К черту! Я никогда не любил исполнять чужие приказы. Для меня важны только две точки: начало дела и его завершение. Только в эти моменты я внимательно слушаю других и соглашаюсь. Остальное – за мной".
Банда прикрыл глаза – следовало попытаться отдохнуть. Он почти наверняка знал, что окружившая его темнота окажется непродолжительной. Уже не впервые он в такие моменты возвращался памятью к Алине. Это получалось само собой, без малейшего усилия. Наверное, если расслабиться, то обязательно увидишь то, что является для тебя самым приятным. Однако сейчас получилось по-другому.

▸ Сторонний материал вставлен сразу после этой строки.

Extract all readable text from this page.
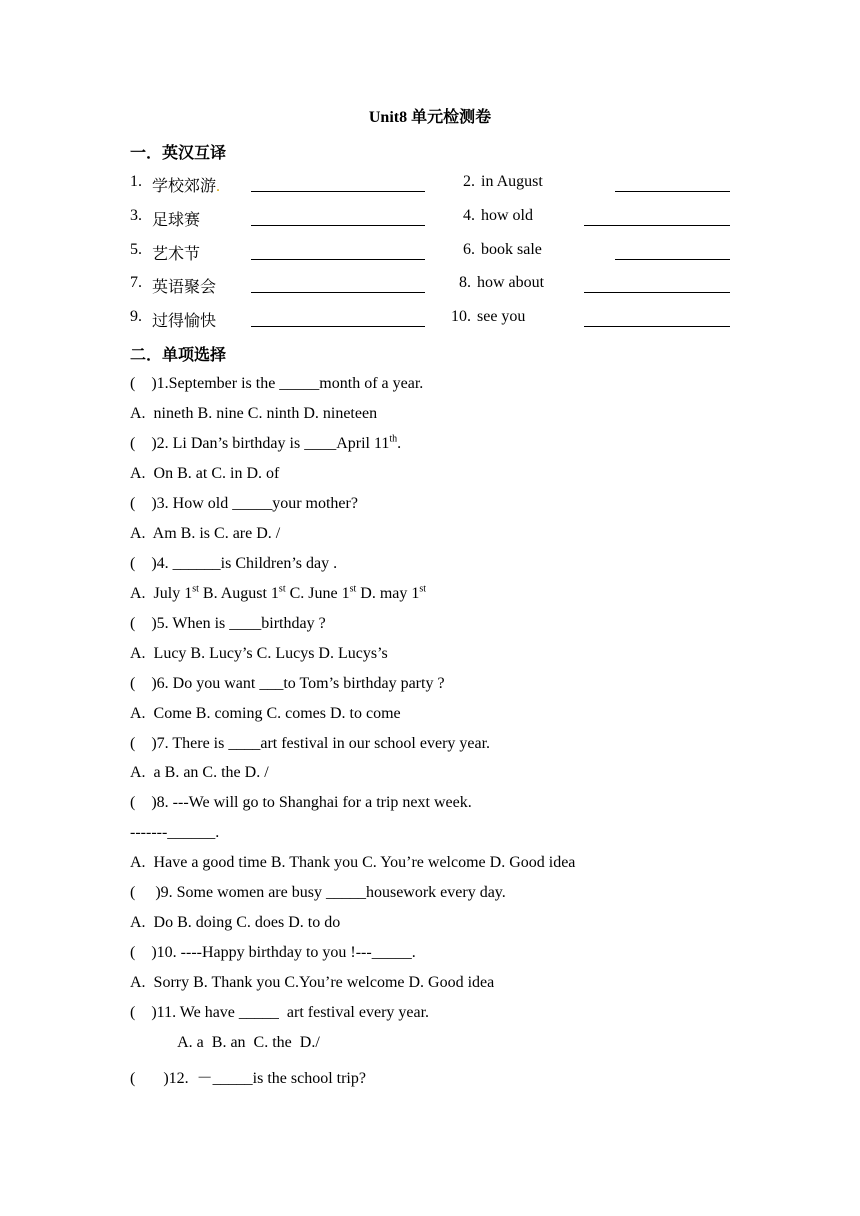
Unit8 单元检测卷
一．英汉互译
1. 学校郊游.	2. in August
3. 足球赛	4. how old
5. 艺术节	6. book sale
7. 英语聚会	8. how about
9. 过得愉快	10. see you
二．单项选择
(    )1.September is the _____month of a year.
A.  nineth B. nine C. ninth D. nineteen
(    )2. Li Dan’s birthday is ____April 11th.
A.  On B. at C. in D. of
(    )3. How old _____your mother?
A.  Am B. is C. are D. /
(    )4. ______is Children’s day .
A.  July 1st B. August 1st C. June 1st D. may 1st
(    )5. When is ____birthday ?
A.  Lucy B. Lucy’s C. Lucys D. Lucys’s
(    )6. Do you want ___to Tom’s birthday party ?
A.  Come B. coming C. comes D. to come
(    )7. There is ____art festival in our school every year.
A.  a B. an C. the D. /
(    )8. ---We will go to Shanghai for a trip next week.
-------______.
A.  Have a good time B. Thank you C. You’re welcome D. Good idea
(     )9. Some women are busy _____housework every day.
A.  Do B. doing C. does D. to do
(    )10. ----Happy birthday to you !---_____.
A.  Sorry B. Thank you C.You’re welcome D. Good idea
(    )11. We have _____  art festival every year.
A. a  B. an  C. the  D./
(       )12.  －_____is the school trip?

Он долго видел перед собой темноту, затем она превратилась в какое-то серое марево – что-то вроде дождя с туманом на рассвете. Из него постепенно проступали тени, они окрашивались в еле различимые оттенки цветов. Картинка еще не проявилась, а Бондарович уже понял, что он видит. Комната, плетеная мебель, распахнутое окно... Он знал, кто скрывается в тени, – уже вполне реально обозначившийся женский силуэт. Даже имя готово было возникнуть в его памяти. Туман рассеялся, в воображении обозначилась комната. В комнате никого не было. За распахнутым окном виднелся, словно вырезанный из плотного картона, силуэт Кара-Дага. И все же что-то в этой комнате было не так.
То ли что-то лишнее, то ли чего-то не хватало...
Банда открыл глаза. Комнату, где он сидел с Прищеповым, наполняли в общем-то красивые вещи, но, собранные вместе, они производили впечатление безвкусно подобранного букета. И лишь одна вещь... Бондарович боялся признаться сам себе в этом. Да, он видел в комнате, возникшей в его воспоминаниях, то, чего там быть не могло – халат, женский шелковый халат, переброшенный через спинку стула. Тот самый, что существовал сейчас в реальности – те же складки, тот же цвет...
У Бондаровича возникло желание выругаться вслух.
– Ты чего? – поинтересовался Прищепов.
– Ждать не люблю.
– Легче ждать два часа поезд на морозе под открытым небом, чем пять минут в тепле ожидать ста граммов водки, – рассмеялся Артем.
Банда вспомнил, что это была его собственная дежурная шутка в Афганистане, когда кто-нибудь из его ребят уходил за выпивкой, а остальные сидели вокруг импровизированного стола, заставленного закуской.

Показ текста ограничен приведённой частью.